The world of dating can be quite daunting but there is certainly an added pressure when you feel you have to look good on dating apps.
Some men go to extremes to look picture perfect when looking for love, so much so that they could risk their life.
Extra.ie chatted with two gay men who admit to feeling the pressure.
Former Mr Gay Scotland Jamie Love said that as ‘a young, gay, white male, it’s important to acknowledge that I can’t comment on the LGBT world as a whole — however, something I would say is common across the entire community is the immense pressure we experience in our online dating and social media sphere.’
He told Extra.ie: ‘A lot of these pressures stem from the need to fit in. Despite being a diverse and progressive community that seeks to unite in the face of oppression, we sure do like to categorise. Be that into a category, tribe, or type.
‘As gay men, we class one another dependant on their look, size, age, style etc. These categorisations change and evolve as people get older, fitter, skinnier, larger, and so on. As you might imagine, this constant pigeonholing results in feelings of inadequacy and perpetuates judgemental attitudes.
‘Not to mention a constant need to define yourself according to pre-existing boundaries, rather than just being able to take pride in your own uniqueness.
‘Pressures are then magnified on social media. Gay men’s culture is notoriously superficial and Instagram has become the 21st century hive of this.
‘There are literally thousands of perfectly sculpted, good-looking men with large thighs and even larger followings. Their “perfect” lifestyles are beamed directly to our daily feeds and our admiration can quickly mutate into envy and body image issues.
‘During my time as Mr Gay Scotland, I created a campaign called Be Your Hero. Its focus centred on empowering LGBT youth to look within for their strength, validation and self-acceptance.
‘This campaign was very much a response to the toxicity of the social media landscape in which gay men dwell. I wanted to encourage young LGBT people to resist the lure of online validation and know that they are worthy just the way they are.

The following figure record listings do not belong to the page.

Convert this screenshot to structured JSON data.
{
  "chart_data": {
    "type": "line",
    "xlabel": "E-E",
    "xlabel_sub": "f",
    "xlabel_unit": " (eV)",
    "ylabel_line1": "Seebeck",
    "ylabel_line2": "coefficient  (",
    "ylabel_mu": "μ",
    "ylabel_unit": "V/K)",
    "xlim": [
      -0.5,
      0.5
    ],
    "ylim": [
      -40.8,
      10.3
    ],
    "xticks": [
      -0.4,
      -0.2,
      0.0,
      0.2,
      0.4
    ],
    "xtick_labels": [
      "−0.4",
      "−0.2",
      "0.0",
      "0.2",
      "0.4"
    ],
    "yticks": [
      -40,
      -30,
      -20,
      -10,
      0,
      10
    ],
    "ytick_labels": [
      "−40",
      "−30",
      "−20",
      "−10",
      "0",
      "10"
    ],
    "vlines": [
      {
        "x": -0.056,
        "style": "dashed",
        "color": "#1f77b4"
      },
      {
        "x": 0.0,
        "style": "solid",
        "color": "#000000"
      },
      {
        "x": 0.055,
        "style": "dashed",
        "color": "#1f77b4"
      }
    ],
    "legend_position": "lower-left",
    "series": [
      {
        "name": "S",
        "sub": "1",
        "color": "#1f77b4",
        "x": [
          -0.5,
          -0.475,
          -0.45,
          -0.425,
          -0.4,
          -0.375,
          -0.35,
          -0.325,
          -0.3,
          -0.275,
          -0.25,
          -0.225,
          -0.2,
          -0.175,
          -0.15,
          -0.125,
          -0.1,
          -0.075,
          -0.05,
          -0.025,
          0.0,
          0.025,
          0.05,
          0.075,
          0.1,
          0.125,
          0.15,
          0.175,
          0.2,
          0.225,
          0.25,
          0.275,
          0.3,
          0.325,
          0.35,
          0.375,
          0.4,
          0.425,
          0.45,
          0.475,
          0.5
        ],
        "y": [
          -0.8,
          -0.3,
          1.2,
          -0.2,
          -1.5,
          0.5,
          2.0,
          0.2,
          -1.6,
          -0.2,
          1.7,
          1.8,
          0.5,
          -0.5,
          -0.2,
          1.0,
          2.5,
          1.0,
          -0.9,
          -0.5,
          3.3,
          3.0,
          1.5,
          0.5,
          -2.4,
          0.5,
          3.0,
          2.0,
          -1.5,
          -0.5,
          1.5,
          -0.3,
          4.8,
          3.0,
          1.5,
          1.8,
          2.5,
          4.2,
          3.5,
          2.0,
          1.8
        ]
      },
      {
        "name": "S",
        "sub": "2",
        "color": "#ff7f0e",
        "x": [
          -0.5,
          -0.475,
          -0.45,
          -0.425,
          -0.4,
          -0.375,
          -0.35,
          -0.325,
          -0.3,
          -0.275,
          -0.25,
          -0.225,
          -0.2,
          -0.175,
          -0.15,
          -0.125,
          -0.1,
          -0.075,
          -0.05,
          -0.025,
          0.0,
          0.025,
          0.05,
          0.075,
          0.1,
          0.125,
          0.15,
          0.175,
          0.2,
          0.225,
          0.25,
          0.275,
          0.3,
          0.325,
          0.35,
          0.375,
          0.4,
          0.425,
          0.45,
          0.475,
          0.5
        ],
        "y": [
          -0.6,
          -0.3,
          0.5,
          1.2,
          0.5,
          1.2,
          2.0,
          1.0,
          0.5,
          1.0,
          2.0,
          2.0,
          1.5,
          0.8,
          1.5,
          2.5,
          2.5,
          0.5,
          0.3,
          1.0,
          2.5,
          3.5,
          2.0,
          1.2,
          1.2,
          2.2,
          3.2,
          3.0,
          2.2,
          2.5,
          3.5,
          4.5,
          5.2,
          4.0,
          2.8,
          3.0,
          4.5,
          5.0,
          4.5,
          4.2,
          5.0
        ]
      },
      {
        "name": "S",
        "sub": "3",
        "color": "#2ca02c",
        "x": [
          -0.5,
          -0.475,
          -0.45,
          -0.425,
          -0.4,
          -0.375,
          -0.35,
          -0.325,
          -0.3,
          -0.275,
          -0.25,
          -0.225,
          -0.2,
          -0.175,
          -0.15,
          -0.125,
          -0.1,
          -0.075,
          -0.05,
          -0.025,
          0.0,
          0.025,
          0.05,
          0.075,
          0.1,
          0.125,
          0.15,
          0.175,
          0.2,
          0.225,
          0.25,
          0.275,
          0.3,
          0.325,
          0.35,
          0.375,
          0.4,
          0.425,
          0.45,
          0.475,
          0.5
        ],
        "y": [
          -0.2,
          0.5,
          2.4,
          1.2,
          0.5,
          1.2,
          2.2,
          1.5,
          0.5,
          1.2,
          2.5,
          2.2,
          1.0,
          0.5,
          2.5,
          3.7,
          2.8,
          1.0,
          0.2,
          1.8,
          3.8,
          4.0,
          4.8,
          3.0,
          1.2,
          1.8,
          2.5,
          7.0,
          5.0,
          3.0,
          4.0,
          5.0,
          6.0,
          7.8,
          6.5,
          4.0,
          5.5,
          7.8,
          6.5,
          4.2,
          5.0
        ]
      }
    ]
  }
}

‘Images for the campaign pictured me in hero poses — the irony lying in the fact that I have a body that would be classed as more feminine than the average super hero. For a long time I felt ashamed that I had a more feminine appearance and tendencies.
‘This was a great way for me to give the middle finger to those standards of masculinity, and feel proud of my natural self.’
Dublin man Conor Daly, who bravely opened up about being groomed as a teen, says as an out gay men there is a lot of pressure on how you look and act within the community.
‘This pressure mostly comes from apps such as Grindr and Tinder where you have to fit into a certain “tribe” or have your bio worded a certain way or have certain pictures up that will get the right guys attention,’ he told Extra.ie.
‘You don’t want to come across as too “fem” but also not too “masc” all in the hopes that the type of guy you find attractive, will find you attractive.
‘When it comes to appearance, how you dress and present yourself can be a minefield in itself. I know people who will dress a certain way if they’re going out to an LGBT friendly venue in order to be seen as attractive.
‘I feel that when it comes to younger people in the community, there’s this impression that if you sexualise yourself that not only will you be attractive, but you’ll also be popular with people.
‘I also feel that there’s this pressure from Hollywood to be the “token gay” or the GBF [gay best friend] within groups which is a strange stereotype as your friendship with someone should be based on commonalities rather than sexuality.
‘Hollywood has created this narrative where the gay character is either this super buff, masculine guy or a super feminine and sassy character which I feel puts pressure on guys to either be one or the other and in a way, let their sexuality define them rather than let it be a part of them.
‘While there are media outlets out there that are breaking this constructed norm, we still have a long way to go.’
According to a report by the BBC, a number of gay men are going to extreme lengths to alter their body in order to be ‘accepted’ by others in the LGBTQI+ community — including using steroids and having cosmetic surgery.
Several told the publication that they felt pressure from online, comparing themselves to what is seen on social media and dating apps.
A study in 2018 found that 28% of Ireland’s young people felt constant peer pressure and scrutiny.
Young Social Innovators and Amarach Research Index found 31% indicated unrealistic beauty and life satisfaction perpetuated by social media makes life more difficult for today’s young people.